É sabido que a obra de Morton Feldman
se divide em duas fases -a da obra escrita,
totalmente predeterminada, e a da não-escrita em partitura, reduzida a diagramas,
em larga medida indeterminada. A musicalização dos poemas de Cummings é da
primeira fase de Feldman e traz ainda a
marca dos seus estudos com Stephan Wolpe (discípulo de Schoenberg radicado nos
EUA). Embora Feldman goste de relativizar o influxo desses estudos, dizendo que
passava o tempo todo brigando com Wolpe, este, sem dúvida, terá sido a matriz do
Webern que evocam as suas musicalizações assim como outras peças instrumentais suas do mesmo período.
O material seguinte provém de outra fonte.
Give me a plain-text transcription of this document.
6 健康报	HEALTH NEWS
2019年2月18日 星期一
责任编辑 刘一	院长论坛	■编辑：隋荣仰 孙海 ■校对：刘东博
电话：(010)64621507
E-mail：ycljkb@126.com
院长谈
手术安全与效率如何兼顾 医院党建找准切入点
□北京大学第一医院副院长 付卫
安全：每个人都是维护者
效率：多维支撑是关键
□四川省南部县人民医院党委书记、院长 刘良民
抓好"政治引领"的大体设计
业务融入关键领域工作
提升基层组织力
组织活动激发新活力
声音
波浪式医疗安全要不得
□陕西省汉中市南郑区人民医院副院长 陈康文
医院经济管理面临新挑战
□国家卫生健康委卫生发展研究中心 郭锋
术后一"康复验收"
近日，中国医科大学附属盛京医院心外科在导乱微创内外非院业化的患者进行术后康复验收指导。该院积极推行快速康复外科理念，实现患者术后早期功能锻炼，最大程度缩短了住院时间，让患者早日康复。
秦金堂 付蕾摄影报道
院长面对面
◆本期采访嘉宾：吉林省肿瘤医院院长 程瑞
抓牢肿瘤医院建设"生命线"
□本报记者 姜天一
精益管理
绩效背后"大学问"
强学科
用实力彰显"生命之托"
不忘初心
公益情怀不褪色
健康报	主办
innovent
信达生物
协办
De fato, é a
depuração extrema, a par dos saltos intervalares da linha melódica, de molde serial,
em registros agudos, traços característicos
do compositor vienense, o que mais ressalta nas transposições de Feldman dos textos cummingsianos.
A sua adoção, com tais formas e inflexões, acaba adquirindo um caráter pioneiro, se se considerar a data em que foram
criadas essas peças musicais -1951, época
que Boulez buscava em René Char a matriz textual das suas composições, sem se
convencer da pertinência de sua escolha,
apesar dos extraordinários méritos musicais de obras como "Le Visage Nupcial" [O
Rosto Nupcial] (1946-47), "Le Soleil des
Eaux" [O Sol das Águas] (1948) e, pouco
adiante, do magistral "Le Marteau Sans
Maître" [O Martelo sem Mestre].
Com notável intuição, como que corrigindo a defasagem que sempre se verificara entre os textos e a música dos protagonistas da Segunda Escola de Viena e seus
novos seguidores europeus, parece que
Feldman, já àquela altura, encontrara o
poeta certo para a música certa. Pois aqui,
com naturalidade, ele faz coincidir os característicos saltos intervalares webernianos com as desconstruções tipográficas da
poesia de Cummings, recortando a linha
melódica em sílabas e mesmo em fonemas, em evidente isomorfia com o texto.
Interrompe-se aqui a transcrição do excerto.